When he goes on his trip, he doesn't take any bags. All his worldly belongings he ties about his body with string so he resembles nothing so much as an enormous puppet show. Some people think to throw him coins as he stops to catch his breath in the airport, but can't find a hand or a hat out anywhere. She sees him of course, from behind a glass of Fanta, she can see him amongst all that stuff and he looks nice orange. She sucks up the picture of him with a straw.

6

In back country he is sitting on a half a petrol drum. She is pointing at a waratah singing when the stakes are high it doesn't pay to sit on the fence to the tune of the Sesame Street song, which she knows he particularly dislikes.

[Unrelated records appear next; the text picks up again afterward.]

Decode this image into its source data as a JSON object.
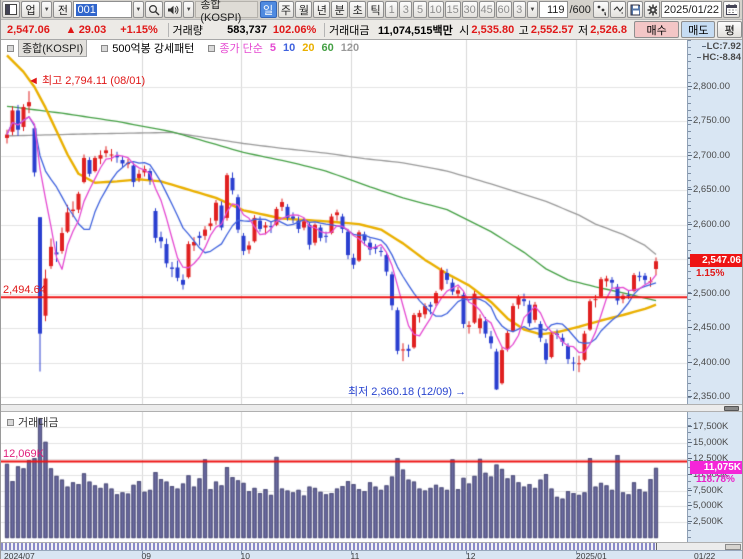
{
  "toolbar": {
    "industry_button": "업",
    "all_button": "전",
    "code_value": "001",
    "symbol_name": "종합(KOSPI)",
    "periods": [
      "일",
      "주",
      "월",
      "년",
      "분",
      "초",
      "틱"
    ],
    "minutes": [
      "1",
      "3",
      "5",
      "10",
      "15",
      "30",
      "45",
      "60"
    ],
    "minute_extra": "3",
    "bar_count": "119",
    "bar_total": "/600",
    "date": "2025/01/22"
  },
  "info_bar": {
    "price": "2,547.06",
    "arrow": "▲",
    "change": "29.03",
    "change_pct": "+1.15%",
    "volume_label": "거래량",
    "volume": "583,737",
    "volume_pct": "102.06%",
    "value_label": "거래대금",
    "value": "11,074,515백만",
    "open_label": "시",
    "open": "2,535.80",
    "high_label": "고",
    "high": "2,552.57",
    "low_label": "저",
    "low": "2,526.8",
    "buy_button": "매수",
    "sell_button": "매도",
    "avg_button": "평"
  },
  "legend": {
    "main": "종합(KOSPI)",
    "pattern": "500억봉 강세패턴",
    "ma_label": "종가 단순",
    "ma_periods": [
      "5",
      "10",
      "20",
      "60",
      "120"
    ]
  },
  "volume_legend": "거래대금",
  "annotations": {
    "high": "최고 2,794.11 (08/01)",
    "high_arrow": "◄",
    "low": "최저 2,360.18 (12/09)",
    "low_arrow": "→",
    "price_line_label": "2,494.64",
    "volume_line_label": "12,069K",
    "lc": "LC:7.92",
    "hc": "HC:-8.84"
  },
  "badges": {
    "price": "2,547.06",
    "price_pct": "1.15%",
    "volume": "11,075K",
    "volume_pct": "118.78%"
  },
  "chart_data": {
    "type": "candlestick",
    "title": "종합(KOSPI) 일봉",
    "ylim": [
      2350,
      2800
    ],
    "price_ticks": [
      {
        "v": 2800,
        "t": "2,800.00"
      },
      {
        "v": 2750,
        "t": "2,750.00"
      },
      {
        "v": 2700,
        "t": "2,700.00"
      },
      {
        "v": 2650,
        "t": "2,650.00"
      },
      {
        "v": 2600,
        "t": "2,600.00"
      },
      {
        "v": 2550,
        "t": "2,550.00"
      },
      {
        "v": 2500,
        "t": "2,500.00"
      },
      {
        "v": 2450,
        "t": "2,450.00"
      },
      {
        "v": 2400,
        "t": "2,400.00"
      },
      {
        "v": 2350,
        "t": "2,350.00"
      }
    ],
    "volume_ticks": [
      {
        "v": 17500,
        "t": "17,500K"
      },
      {
        "v": 15000,
        "t": "15,000K"
      },
      {
        "v": 12500,
        "t": "12,500K"
      },
      {
        "v": 10000,
        "t": "10,000K"
      },
      {
        "v": 7500,
        "t": "7,500K"
      },
      {
        "v": 5000,
        "t": "5,000K"
      },
      {
        "v": 2500,
        "t": "2,500K"
      }
    ],
    "price_alert_line": 2494.64,
    "volume_alert_line": 12069,
    "last_price": 2547.06,
    "last_volume": 11075,
    "high_point": {
      "value": 2794.11,
      "index": 4
    },
    "low_point": {
      "value": 2360.18,
      "index": 89
    },
    "x_axis": {
      "labels": [
        {
          "text": "2024/07",
          "index": 0
        },
        {
          "text": "09",
          "index": 25
        },
        {
          "text": "10",
          "index": 43
        },
        {
          "text": "11",
          "index": 63
        },
        {
          "text": "12",
          "index": 84
        },
        {
          "text": "2025/01",
          "index": 104
        }
      ],
      "end_label": "01/22"
    },
    "colors": {
      "up": "#e02020",
      "down": "#2a3fd0",
      "ma5": "#e54ad2",
      "ma10": "#3f62de",
      "ma20": "#eab000",
      "ma60": "#44a044",
      "ma120": "#9a9a9a",
      "volume_bar": "#6a6aa2",
      "alert": "#ee1414",
      "grid": "#e4e4e4",
      "vgrid": "#d8d8d8"
    },
    "ma_control_points": {
      "ma20": [
        [
          0,
          2846
        ],
        [
          3,
          2822
        ],
        [
          5,
          2800
        ],
        [
          7,
          2770
        ],
        [
          9,
          2736
        ],
        [
          11,
          2702
        ],
        [
          13,
          2674
        ],
        [
          16,
          2661
        ],
        [
          20,
          2663
        ],
        [
          24,
          2666
        ],
        [
          28,
          2663
        ],
        [
          33,
          2651
        ],
        [
          38,
          2639
        ],
        [
          43,
          2621
        ],
        [
          50,
          2609
        ],
        [
          58,
          2605
        ],
        [
          64,
          2601
        ],
        [
          68,
          2593
        ],
        [
          72,
          2573
        ],
        [
          76,
          2549
        ],
        [
          80,
          2529
        ],
        [
          84,
          2512
        ],
        [
          88,
          2488
        ],
        [
          91,
          2464
        ],
        [
          94,
          2448
        ],
        [
          97,
          2441
        ],
        [
          100,
          2444
        ],
        [
          104,
          2452
        ],
        [
          108,
          2461
        ],
        [
          112,
          2469
        ],
        [
          116,
          2478
        ],
        [
          118,
          2484
        ]
      ],
      "ma60": [
        [
          0,
          2772
        ],
        [
          10,
          2762
        ],
        [
          20,
          2750
        ],
        [
          30,
          2735
        ],
        [
          43,
          2705
        ],
        [
          52,
          2690
        ],
        [
          58,
          2678
        ],
        [
          66,
          2655
        ],
        [
          72,
          2639
        ],
        [
          80,
          2622
        ],
        [
          88,
          2590
        ],
        [
          94,
          2560
        ],
        [
          98,
          2536
        ],
        [
          102,
          2520
        ],
        [
          107,
          2510
        ],
        [
          112,
          2501
        ],
        [
          118,
          2490
        ]
      ],
      "ma120": [
        [
          0,
          2729
        ],
        [
          15,
          2732
        ],
        [
          30,
          2734
        ],
        [
          43,
          2718
        ],
        [
          50,
          2711
        ],
        [
          58,
          2704
        ],
        [
          65,
          2696
        ],
        [
          72,
          2690
        ],
        [
          80,
          2678
        ],
        [
          89,
          2657
        ],
        [
          98,
          2634
        ],
        [
          104,
          2614
        ],
        [
          107,
          2601
        ],
        [
          112,
          2586
        ],
        [
          116,
          2570
        ],
        [
          118,
          2557
        ]
      ]
    },
    "candles": [
      [
        2726,
        2738,
        2718,
        2731,
        11700
      ],
      [
        2735,
        2772,
        2730,
        2766,
        9000
      ],
      [
        2766,
        2774,
        2729,
        2738,
        11300
      ],
      [
        2742,
        2775,
        2736,
        2771,
        11000
      ],
      [
        2772,
        2794,
        2762,
        2778,
        12300
      ],
      [
        2740,
        2745,
        2670,
        2676,
        12600
      ],
      [
        2611,
        2611,
        2387,
        2442,
        18900
      ],
      [
        2468,
        2535,
        2460,
        2522,
        15200
      ],
      [
        2540,
        2580,
        2536,
        2568,
        11000
      ],
      [
        2560,
        2576,
        2546,
        2557,
        9800
      ],
      [
        2562,
        2596,
        2558,
        2588,
        9200
      ],
      [
        2590,
        2629,
        2588,
        2618,
        8100
      ],
      [
        2620,
        2634,
        2611,
        2622,
        8800
      ],
      [
        2622,
        2648,
        2617,
        2645,
        8500
      ],
      [
        2662,
        2702,
        2660,
        2697,
        10200
      ],
      [
        2694,
        2698,
        2670,
        2674,
        8900
      ],
      [
        2678,
        2700,
        2676,
        2697,
        8300
      ],
      [
        2696,
        2708,
        2688,
        2701,
        7900
      ],
      [
        2704,
        2714,
        2698,
        2708,
        8600
      ],
      [
        2702,
        2710,
        2692,
        2702,
        7800
      ],
      [
        2700,
        2706,
        2690,
        2698,
        6900
      ],
      [
        2694,
        2700,
        2684,
        2689,
        7200
      ],
      [
        2688,
        2696,
        2682,
        2690,
        7000
      ],
      [
        2686,
        2690,
        2655,
        2662,
        8400
      ],
      [
        2668,
        2680,
        2662,
        2674,
        9000
      ],
      [
        2676,
        2686,
        2670,
        2681,
        7300
      ],
      [
        2678,
        2682,
        2658,
        2665,
        7600
      ],
      [
        2620,
        2624,
        2574,
        2581,
        10400
      ],
      [
        2582,
        2590,
        2566,
        2576,
        9300
      ],
      [
        2572,
        2580,
        2538,
        2544,
        8900
      ],
      [
        2538,
        2546,
        2524,
        2536,
        8200
      ],
      [
        2538,
        2548,
        2518,
        2523,
        7800
      ],
      [
        2520,
        2528,
        2506,
        2513,
        8600
      ],
      [
        2524,
        2576,
        2522,
        2572,
        9900
      ],
      [
        2570,
        2582,
        2562,
        2575,
        8100
      ],
      [
        2584,
        2590,
        2570,
        2581,
        9400
      ],
      [
        2584,
        2598,
        2578,
        2593,
        12400
      ],
      [
        2598,
        2610,
        2592,
        2602,
        7700
      ],
      [
        2606,
        2636,
        2600,
        2632,
        8900
      ],
      [
        2628,
        2634,
        2592,
        2596,
        8300
      ],
      [
        2610,
        2675,
        2606,
        2672,
        11200
      ],
      [
        2668,
        2676,
        2644,
        2650,
        9600
      ],
      [
        2640,
        2644,
        2588,
        2593,
        9100
      ],
      [
        2584,
        2588,
        2556,
        2562,
        8700
      ],
      [
        2564,
        2576,
        2558,
        2570,
        7400
      ],
      [
        2576,
        2614,
        2574,
        2610,
        7900
      ],
      [
        2606,
        2612,
        2590,
        2594,
        7100
      ],
      [
        2596,
        2604,
        2586,
        2599,
        7700
      ],
      [
        2598,
        2604,
        2588,
        2597,
        6800
      ],
      [
        2600,
        2626,
        2598,
        2623,
        12800
      ],
      [
        2626,
        2638,
        2620,
        2633,
        7800
      ],
      [
        2626,
        2630,
        2606,
        2610,
        7500
      ],
      [
        2612,
        2618,
        2602,
        2609,
        7200
      ],
      [
        2606,
        2612,
        2588,
        2594,
        7600
      ],
      [
        2596,
        2610,
        2592,
        2605,
        6700
      ],
      [
        2600,
        2604,
        2564,
        2571,
        8100
      ],
      [
        2574,
        2602,
        2570,
        2600,
        7900
      ],
      [
        2596,
        2600,
        2576,
        2581,
        7300
      ],
      [
        2584,
        2590,
        2574,
        2583,
        6900
      ],
      [
        2588,
        2616,
        2586,
        2612,
        7100
      ],
      [
        2614,
        2622,
        2606,
        2618,
        7800
      ],
      [
        2612,
        2616,
        2588,
        2594,
        8200
      ],
      [
        2590,
        2594,
        2550,
        2556,
        9000
      ],
      [
        2552,
        2558,
        2536,
        2542,
        8500
      ],
      [
        2548,
        2592,
        2546,
        2589,
        7700
      ],
      [
        2586,
        2590,
        2570,
        2577,
        7400
      ],
      [
        2574,
        2580,
        2556,
        2564,
        8800
      ],
      [
        2568,
        2572,
        2558,
        2565,
        8100
      ],
      [
        2562,
        2568,
        2554,
        2561,
        7600
      ],
      [
        2556,
        2560,
        2526,
        2532,
        8300
      ],
      [
        2528,
        2532,
        2476,
        2483,
        9700
      ],
      [
        2476,
        2480,
        2412,
        2417,
        12600
      ],
      [
        2418,
        2428,
        2402,
        2419,
        10800
      ],
      [
        2420,
        2426,
        2408,
        2417,
        9200
      ],
      [
        2422,
        2472,
        2420,
        2469,
        8900
      ],
      [
        2466,
        2476,
        2458,
        2472,
        7800
      ],
      [
        2470,
        2486,
        2464,
        2482,
        7500
      ],
      [
        2484,
        2488,
        2470,
        2481,
        7900
      ],
      [
        2486,
        2504,
        2482,
        2501,
        8400
      ],
      [
        2506,
        2538,
        2504,
        2534,
        8000
      ],
      [
        2530,
        2536,
        2514,
        2520,
        7600
      ],
      [
        2516,
        2522,
        2498,
        2503,
        12400
      ],
      [
        2500,
        2510,
        2494,
        2505,
        7700
      ],
      [
        2498,
        2502,
        2450,
        2456,
        9500
      ],
      [
        2452,
        2460,
        2442,
        2454,
        8600
      ],
      [
        2458,
        2504,
        2456,
        2500,
        9800
      ],
      [
        2450,
        2470,
        2442,
        2464,
        12500
      ],
      [
        2460,
        2466,
        2436,
        2442,
        10300
      ],
      [
        2438,
        2446,
        2420,
        2428,
        9700
      ],
      [
        2416,
        2420,
        2360.2,
        2361,
        11600
      ],
      [
        2370,
        2422,
        2368,
        2418,
        10900
      ],
      [
        2420,
        2446,
        2416,
        2443,
        9400
      ],
      [
        2446,
        2486,
        2444,
        2482,
        9900
      ],
      [
        2484,
        2498,
        2478,
        2494,
        8800
      ],
      [
        2492,
        2500,
        2482,
        2489,
        8100
      ],
      [
        2484,
        2490,
        2452,
        2457,
        8500
      ],
      [
        2462,
        2488,
        2458,
        2484,
        7900
      ],
      [
        2456,
        2460,
        2430,
        2436,
        9200
      ],
      [
        2428,
        2434,
        2398,
        2404,
        10100
      ],
      [
        2408,
        2444,
        2406,
        2441,
        7800
      ],
      [
        2442,
        2448,
        2434,
        2440,
        6500
      ],
      [
        2436,
        2442,
        2424,
        2430,
        6200
      ],
      [
        2424,
        2428,
        2398,
        2405,
        7400
      ],
      [
        2400,
        2408,
        2388,
        2399,
        7100
      ],
      [
        2398,
        2410,
        2386,
        2399,
        6800
      ],
      [
        2404,
        2446,
        2402,
        2442,
        7200
      ],
      [
        2448,
        2492,
        2446,
        2489,
        12600
      ],
      [
        2492,
        2498,
        2480,
        2492,
        8100
      ],
      [
        2496,
        2524,
        2494,
        2521,
        8700
      ],
      [
        2518,
        2526,
        2510,
        2522,
        8300
      ],
      [
        2520,
        2524,
        2508,
        2516,
        7600
      ],
      [
        2510,
        2514,
        2484,
        2490,
        13100
      ],
      [
        2492,
        2500,
        2486,
        2497,
        7200
      ],
      [
        2498,
        2504,
        2492,
        2497,
        6900
      ],
      [
        2504,
        2530,
        2502,
        2527,
        8800
      ],
      [
        2526,
        2532,
        2518,
        2524,
        7700
      ],
      [
        2526,
        2530,
        2514,
        2520,
        7300
      ],
      [
        2518,
        2524,
        2510,
        2518,
        9300
      ],
      [
        2535.8,
        2552.57,
        2526.8,
        2547.06,
        11075
      ]
    ]
  }
}
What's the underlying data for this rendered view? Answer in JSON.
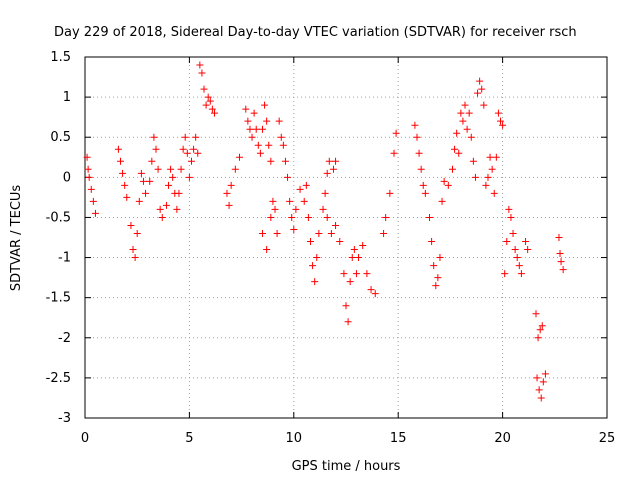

Never mind, she is gone off now, and he is looking, looking, trying to make stuff out. He does a few neat tricks with his hands and a blade of grass. Later, when light has gone down, he can make out the stars clear as day but it's little consolation and no meat and veg.

page 86

7

Passing him on the street, she fails to recognise herself and someone else says hello to him instead. Cool Hand Luke went to jail for cutting the heads off parking meters, she remembers. Taking the shortest route between two points she feels like an idiot now, for all the foolish things she plans to do in the future. Thumbed books offer their approving faces and she rushes in to Poetry and inhales some little-read pages of Donne, which smell particularly good. Lovely stiff pages like starched dust.